Alabama Hills 

The hot, dry sun of southeastern Sierra Nevada’s. The relentless buzzing in your ear from the silence. One of our favorite places, Alabama Hills. We pulled into the dirt road and a white cloud trailed behind the van. The combination of the dust and the dry heat burned on nose hairs. I don’t think Alabama Hills is BLM land but camping here just means finding a spot. There is no water, no toilets of any kind, or cell service. It’s wild and free. The definition of what we love.


We wanted to rock climb but had to pick a spot to camp. We found a secluded area behind a rock that was shaped like a rabbit head we formally named Cottoneye Joe. A few rocks enclosed us and gave us some privacy. The fact that we could see other cars and tents for a few miles meant they would probably see us too. There were no trees in sight. We set up our tent toward the top of a hill, getting an unobstructed view for sunrise. A tad windy on the hill, but we didn’t think anything of it. We wanted to rock climb shark fin’s arete. A popular climb, we didn’t know if anyone would be there on a Wednesday night. When we arrived the conditions were perfect, solitude and 70°. Zack was ready to lead. This climb was a lot more intense than the one at Pinnacles and a lot higher too. He said he knew he had to complete it or I would try to send it and get hurt. It was a major step up from anything we’ve ever done. Especially leading. So when he set up the anchor we were shouting and howling. Who was going to stop us? Who would complain we were too loud. We cheered and I ran off to take pictures as he was clipped in the the anchor. I was up next but on top rope. Making it less of a challenge. If I fell I knew I wasn’t going anywhere. On the other hand if Zack fell he would fall until one of his quickdraws in a bolt would catch him. I made it to the top, cleaned, and rappelled. I hate rappelling. It’s the only time my fear of heights bothers me when I climb. The sun was setting behind us and the sky was turning pink.



We headed back to our campsite had some pasta and sauce. Worried about the creatures of the desert that come out at night we ended up in bed before 8.


The sunrises from the east illuminating the Sierra Nevadas with a yellow alpine glow. This one spot is popularly photographed, for obvious reasons. Even if we’ve seen it before and a ton of times on social media, the view is nothing like you can explain. Slowly the pinks, oranges, and yellows start to cast their colors on the desert below the high mountains until every boulder is lit.

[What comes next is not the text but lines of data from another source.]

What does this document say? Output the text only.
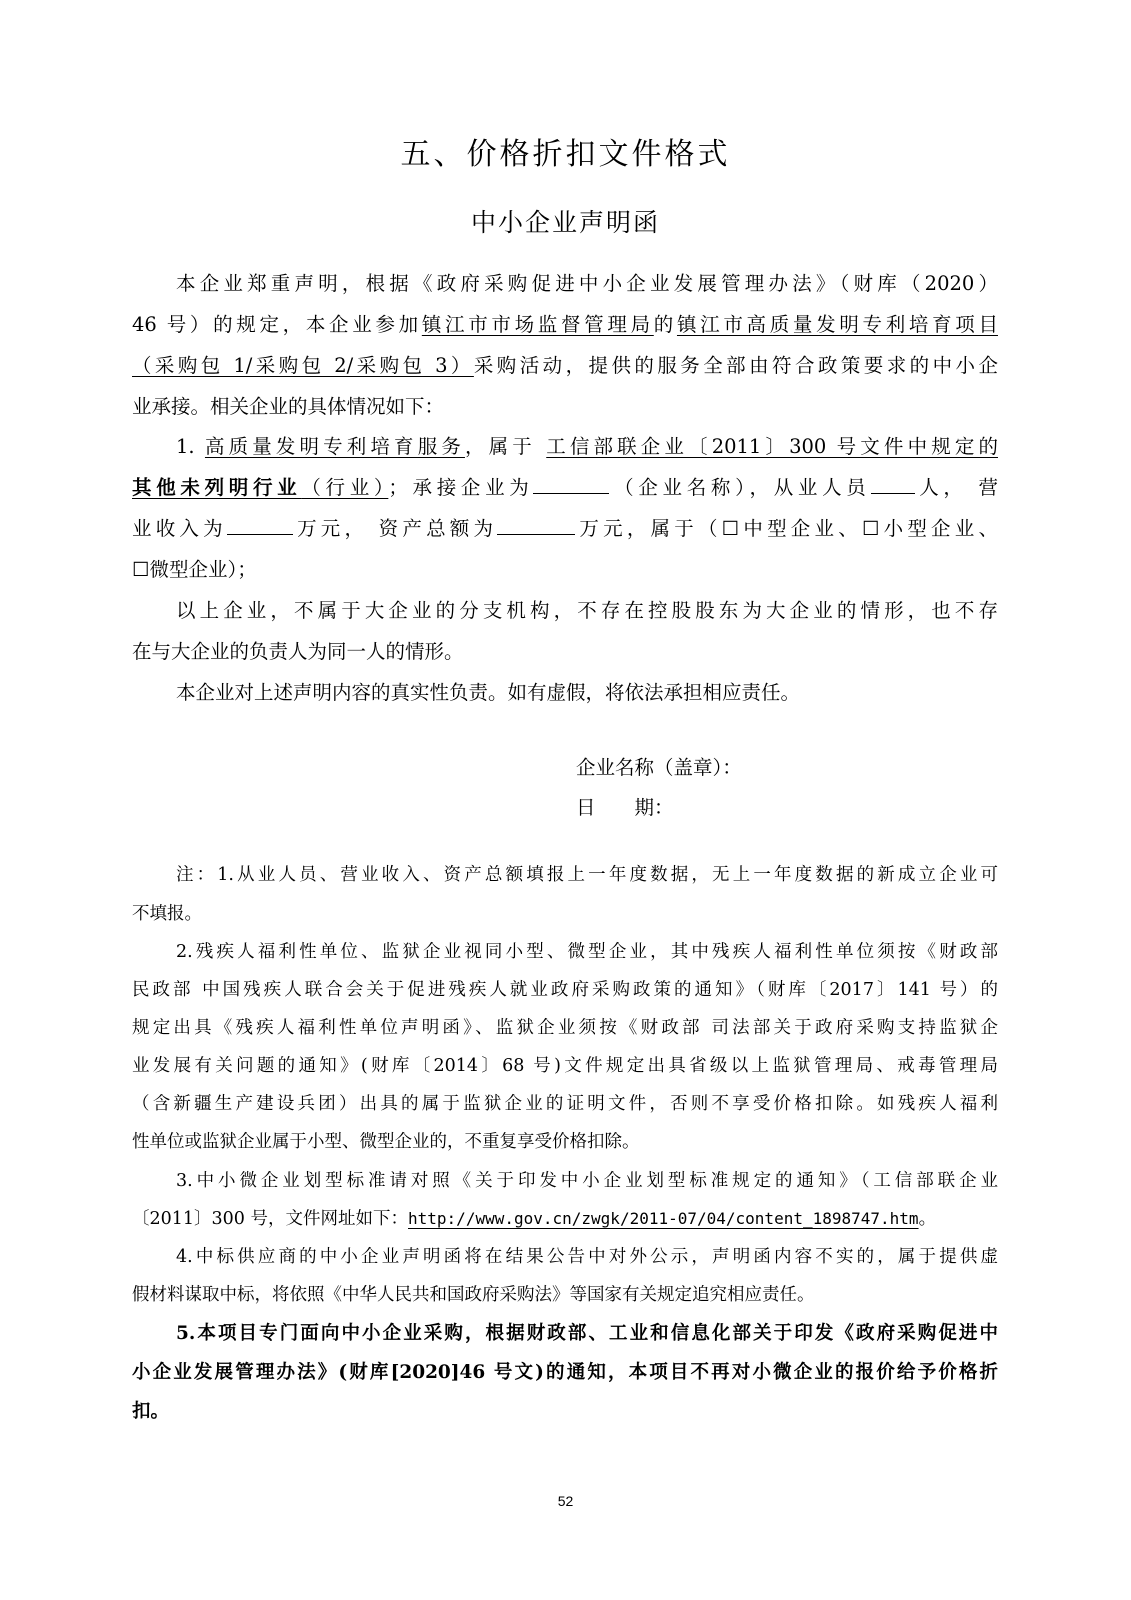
五、价格折扣文件格式
中小企业声明函
本企业郑重声明，根据《政府采购促进中小企业发展管理办法》（财库（2020）
46 号）的规定，本企业参加镇江市市场监督管理局的镇江市高质量发明专利培育项目
（采购包 1/采购包 2/采购包 3）采购活动，提供的服务全部由符合政策要求的中小企
业承接。相关企业的具体情况如下：
1. 高质量发明专利培育服务，属于 工信部联企业〔2011〕300 号文件中规定的
其他未列明行业（行业）；承接企业为	（企业名称），从业人员 人， 营
业收入为	万元， 资产总额为	万元，属于（☐中型企业、☐小型企业、
☐微型企业）；
以上企业，不属于大企业的分支机构，不存在控股股东为大企业的情形，也不存
在与大企业的负责人为同一人的情形。
本企业对上述声明内容的真实性负责。如有虚假，将依法承担相应责任。
企业名称（盖章）：
日　　期：
注：1.从业人员、营业收入、资产总额填报上一年度数据，无上一年度数据的新成立企业可
不填报。
2.残疾人福利性单位、监狱企业视同小型、微型企业，其中残疾人福利性单位须按《财政部
民政部 中国残疾人联合会关于促进残疾人就业政府采购政策的通知》（财库〔2017〕141 号）的
规定出具《残疾人福利性单位声明函》、监狱企业须按《财政部 司法部关于政府采购支持监狱企
业发展有关问题的通知》(财库〔2014〕68 号)文件规定出具省级以上监狱管理局、戒毒管理局
（含新疆生产建设兵团）出具的属于监狱企业的证明文件，否则不享受价格扣除。如残疾人福利
性单位或监狱企业属于小型、微型企业的，不重复享受价格扣除。
3.中小微企业划型标准请对照《关于印发中小企业划型标准规定的通知》（工信部联企业
〔2011〕300 号，文件网址如下：http://www.gov.cn/zwgk/2011-07/04/content_1898747.htm。
4.中标供应商的中小企业声明函将在结果公告中对外公示，声明函内容不实的，属于提供虚
假材料谋取中标，将依照《中华人民共和国政府采购法》等国家有关规定追究相应责任。
5.本项目专门面向中小企业采购，根据财政部、工业和信息化部关于印发《政府采购促进中
小企业发展管理办法》(财库[2020]46 号文)的通知，本项目不再对小微企业的报价给予价格折
扣。
52
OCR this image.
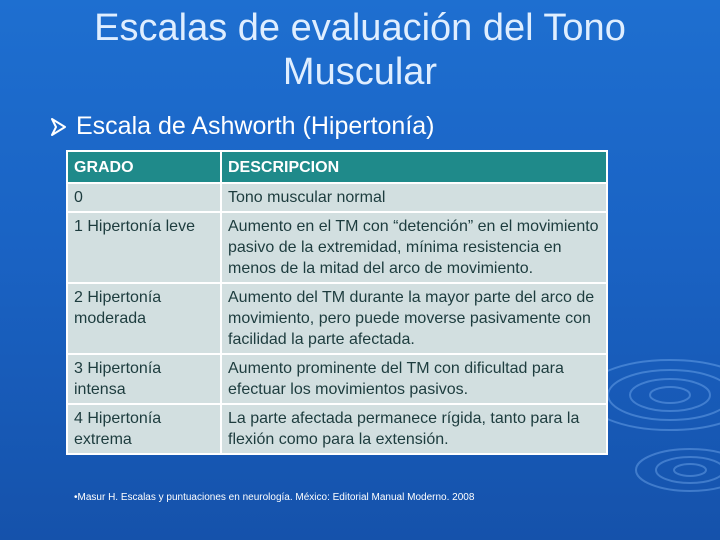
Escalas de evaluación del Tono Muscular
Escala de Ashworth (Hipertonía)
GRADO	DESCRIPCION
0	Tono muscular normal
1 Hipertonía leve	Aumento en el TM con “detención” en el movimiento pasivo de la extremidad, mínima resistencia en menos de la mitad del arco de movimiento.
2 Hipertonía moderada	Aumento del TM durante la mayor parte del arco de movimiento, pero puede moverse pasivamente con facilidad la parte afectada.
3 Hipertonía intensa	Aumento prominente del TM con dificultad para efectuar los movimientos pasivos.
4 Hipertonía extrema	La parte afectada permanece rígida, tanto para la flexión como para la extensión.
•Masur H. Escalas y puntuaciones en neurología. México: Editorial Manual Moderno. 2008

The next morning we fried some eggs and slapped them on English muffins, we needed to fuel up before another big climbing day. A more difficult climb than the night before but less exposed. Zack attempted a few times to lead but we ended up bailing and finding an easier route up. I led this one and set up the top rope for the harder climbs. After Zack’s close attempt and only getting stuck at the crux, I knew he could send it. He just needed a little convincing. What I told him to do sounded outrageous but it was the only way up. After he argued with me for a while saying I was the worst belayer because I assumed he could do the impossible. I mean to be honest at one point I did say “get your left foot in the hold, swing your body to the right, fly through the air like a monkey and grab the hold with your right hand.” Well maybe not the best advice but he ended up completing the move. Up he went. I was up next. I have never climbed a 5.9 before, and the move Zack struggled on wasn’t that difficult for me because I watched him over and over, and my legs are more flexible. After hanging out at the crag we ate some lunch. I had a peanut butter banana sandwich and Zack tuna on an everything bagel.



We decided it was time to explore some more. We could see Mt. Whitney in the distance, the tallest mountain in the lower 48. We took Whitney portal all the way as high as we could. Funny what perspective does. The rock is the same as Yosemite, but from the desert of Alabama Hills, the distance makes it look chalky and sharp. We gave De’Von a break on an overlook and added Mt. Whitney to our future climbing wish list. Heading down the mountain we talked about how hungry we were. Ugh what I would do for that Thai food back in Lake Tahoe. The reason we love Alabama Hills so much is it’s solitude. If you don’t want to be found you can stay hidden for years, but if you want Chinese food you can drive 15 mins into downtown Lone Pine and grab some, which is of course what we did. By the time we got back to the tent it was late and the wind was absolutely horrendous. The wind whipped us around as we walked up our hill. We quickly took some pictures of the night but the moon dominated the sky. So big and so bright it looked like day.


Under the watch of Cottoneye Joe was our tent filled with dirt and sand. Oh the desert. We shook out our sleeping bags but everything felt like there was a coat of gritty dirt. Occasionally we would get a piece of sand in between our teeth and hear it crunch. Our pillows, a normally bright blue faded due to the white dust. The wind kept us up all night as the tent slashed around. Somewhere in the early morning it finally came to a halt and we were able to rest our sleepy eyes and worn out hands.